Calochortus raichei is a rare species of flowering plant in the lily family known by the common name Cedars' fairy-lantern. It is endemic to Sonoma County, California, where it is known only from The Cedars, an unincorporated area outside Guerneville north of Cazadero, just west of Austin Creek State Recreation Area.

The species is named for botanist Roger Raiche, who collected it in flower in 1982 and it was published by Farwig & Girard as a distinct new species in 1987.

==Distribution==
It is limited to the ultramafic rock (serpentine soil) at the headwaters of Big Austin and East Austin Creeks which are part of the Russian River watershed. In the East Austin headwaters, it is not only in The Cedars, but extends SE in a contiguous band of ultramafic rock that crosses parts of Murray, Devil, Thompson, Morrison and Gilliam Creeks where it occurs on the flanking slopes. It also occurs in Grasshopper, Danfield, Cedar and House Creeks, which are part of the Wheatfield Fork of the Gualala River watershed.

==Description==
Calochortus raichei is a perennial herb from a membranous coated bulb, producing a stem which is typically 2 - 5 dm tall, but can reach 1 meter tall in some years. The gray basal leaf is up to 40 centimeters long, typically withered at flowering; there may be smaller leaves higher up the stem. The herbage of the plant is generally very waxy in texture.
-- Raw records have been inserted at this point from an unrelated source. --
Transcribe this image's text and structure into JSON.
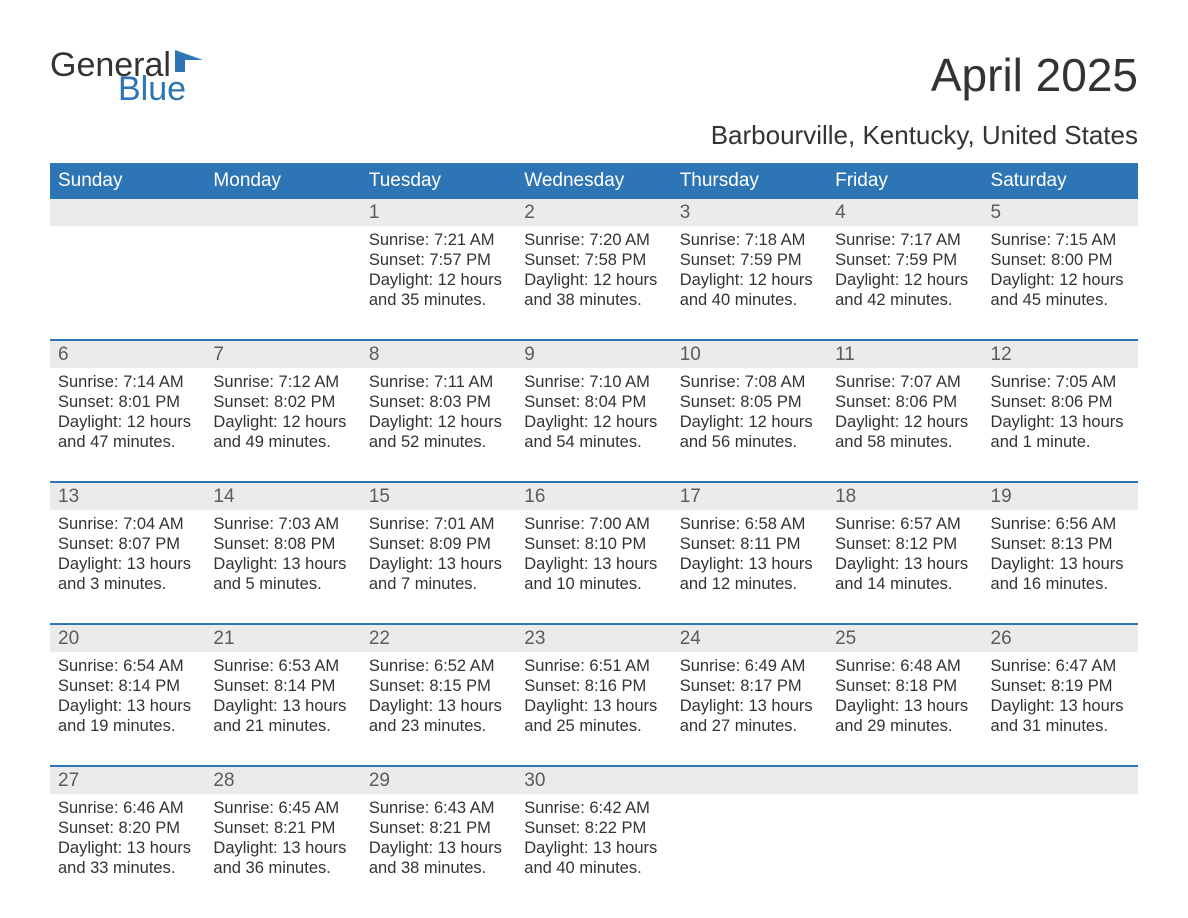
{
  "logo": {
    "general": "General",
    "blue": "Blue"
  },
  "title": "April 2025",
  "location": "Barbourville, Kentucky, United States",
  "colors": {
    "header_bg": "#2e75b6",
    "header_text": "#ffffff",
    "daynum_bg": "#ebebeb",
    "daynum_text": "#5c5c5c",
    "body_text": "#333333",
    "divider": "#2e75b6",
    "logo_blue": "#2e75b6",
    "background": "#ffffff"
  },
  "day_headers": [
    "Sunday",
    "Monday",
    "Tuesday",
    "Wednesday",
    "Thursday",
    "Friday",
    "Saturday"
  ],
  "weeks": [
    [
      null,
      null,
      {
        "n": "1",
        "sr": "Sunrise: 7:21 AM",
        "ss": "Sunset: 7:57 PM",
        "dl": "Daylight: 12 hours and 35 minutes."
      },
      {
        "n": "2",
        "sr": "Sunrise: 7:20 AM",
        "ss": "Sunset: 7:58 PM",
        "dl": "Daylight: 12 hours and 38 minutes."
      },
      {
        "n": "3",
        "sr": "Sunrise: 7:18 AM",
        "ss": "Sunset: 7:59 PM",
        "dl": "Daylight: 12 hours and 40 minutes."
      },
      {
        "n": "4",
        "sr": "Sunrise: 7:17 AM",
        "ss": "Sunset: 7:59 PM",
        "dl": "Daylight: 12 hours and 42 minutes."
      },
      {
        "n": "5",
        "sr": "Sunrise: 7:15 AM",
        "ss": "Sunset: 8:00 PM",
        "dl": "Daylight: 12 hours and 45 minutes."
      }
    ],
    [
      {
        "n": "6",
        "sr": "Sunrise: 7:14 AM",
        "ss": "Sunset: 8:01 PM",
        "dl": "Daylight: 12 hours and 47 minutes."
      },
      {
        "n": "7",
        "sr": "Sunrise: 7:12 AM",
        "ss": "Sunset: 8:02 PM",
        "dl": "Daylight: 12 hours and 49 minutes."
      },
      {
        "n": "8",
        "sr": "Sunrise: 7:11 AM",
        "ss": "Sunset: 8:03 PM",
        "dl": "Daylight: 12 hours and 52 minutes."
      },
      {
        "n": "9",
        "sr": "Sunrise: 7:10 AM",
        "ss": "Sunset: 8:04 PM",
        "dl": "Daylight: 12 hours and 54 minutes."
      },
      {
        "n": "10",
        "sr": "Sunrise: 7:08 AM",
        "ss": "Sunset: 8:05 PM",
        "dl": "Daylight: 12 hours and 56 minutes."
      },
      {
        "n": "11",
        "sr": "Sunrise: 7:07 AM",
        "ss": "Sunset: 8:06 PM",
        "dl": "Daylight: 12 hours and 58 minutes."
      },
      {
        "n": "12",
        "sr": "Sunrise: 7:05 AM",
        "ss": "Sunset: 8:06 PM",
        "dl": "Daylight: 13 hours and 1 minute."
      }
    ],
    [
      {
        "n": "13",
        "sr": "Sunrise: 7:04 AM",
        "ss": "Sunset: 8:07 PM",
        "dl": "Daylight: 13 hours and 3 minutes."
      },
      {
        "n": "14",
        "sr": "Sunrise: 7:03 AM",
        "ss": "Sunset: 8:08 PM",
        "dl": "Daylight: 13 hours and 5 minutes."
      },
      {
        "n": "15",
        "sr": "Sunrise: 7:01 AM",
        "ss": "Sunset: 8:09 PM",
        "dl": "Daylight: 13 hours and 7 minutes."
      },
      {
        "n": "16",
        "sr": "Sunrise: 7:00 AM",
        "ss": "Sunset: 8:10 PM",
        "dl": "Daylight: 13 hours and 10 minutes."
      },
      {
        "n": "17",
        "sr": "Sunrise: 6:58 AM",
        "ss": "Sunset: 8:11 PM",
        "dl": "Daylight: 13 hours and 12 minutes."
      },
      {
        "n": "18",
        "sr": "Sunrise: 6:57 AM",
        "ss": "Sunset: 8:12 PM",
        "dl": "Daylight: 13 hours and 14 minutes."
      },
      {
        "n": "19",
        "sr": "Sunrise: 6:56 AM",
        "ss": "Sunset: 8:13 PM",
        "dl": "Daylight: 13 hours and 16 minutes."
      }
    ],
    [
      {
        "n": "20",
        "sr": "Sunrise: 6:54 AM",
        "ss": "Sunset: 8:14 PM",
        "dl": "Daylight: 13 hours and 19 minutes."
      },
      {
        "n": "21",
        "sr": "Sunrise: 6:53 AM",
        "ss": "Sunset: 8:14 PM",
        "dl": "Daylight: 13 hours and 21 minutes."
      },
      {
        "n": "22",
        "sr": "Sunrise: 6:52 AM",
        "ss": "Sunset: 8:15 PM",
        "dl": "Daylight: 13 hours and 23 minutes."
      },
      {
        "n": "23",
        "sr": "Sunrise: 6:51 AM",
        "ss": "Sunset: 8:16 PM",
        "dl": "Daylight: 13 hours and 25 minutes."
      },
      {
        "n": "24",
        "sr": "Sunrise: 6:49 AM",
        "ss": "Sunset: 8:17 PM",
        "dl": "Daylight: 13 hours and 27 minutes."
      },
      {
        "n": "25",
        "sr": "Sunrise: 6:48 AM",
        "ss": "Sunset: 8:18 PM",
        "dl": "Daylight: 13 hours and 29 minutes."
      },
      {
        "n": "26",
        "sr": "Sunrise: 6:47 AM",
        "ss": "Sunset: 8:19 PM",
        "dl": "Daylight: 13 hours and 31 minutes."
      }
    ],
    [
      {
        "n": "27",
        "sr": "Sunrise: 6:46 AM",
        "ss": "Sunset: 8:20 PM",
        "dl": "Daylight: 13 hours and 33 minutes."
      },
      {
        "n": "28",
        "sr": "Sunrise: 6:45 AM",
        "ss": "Sunset: 8:21 PM",
        "dl": "Daylight: 13 hours and 36 minutes."
      },
      {
        "n": "29",
        "sr": "Sunrise: 6:43 AM",
        "ss": "Sunset: 8:21 PM",
        "dl": "Daylight: 13 hours and 38 minutes."
      },
      {
        "n": "30",
        "sr": "Sunrise: 6:42 AM",
        "ss": "Sunset: 8:22 PM",
        "dl": "Daylight: 13 hours and 40 minutes."
      },
      null,
      null,
      null
    ]
  ]
}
The inflorescence typically bears only one or two nodding flowers as the side branches usually do not develop, but in favored sites the side branches may produce additional flowers (3 - 12), spherical in shape with their petal tips touching. The three sepals are about 2 centimeters long and dull tan to greenish, and the three petals about 4 centimeters in length and yellow,. Both sepals and petals age to orange-bronze. The petals are coated inside and fringed with hairs. The fruit is an angled capsule around 3 -5 centimeters long containing dark brown seeds.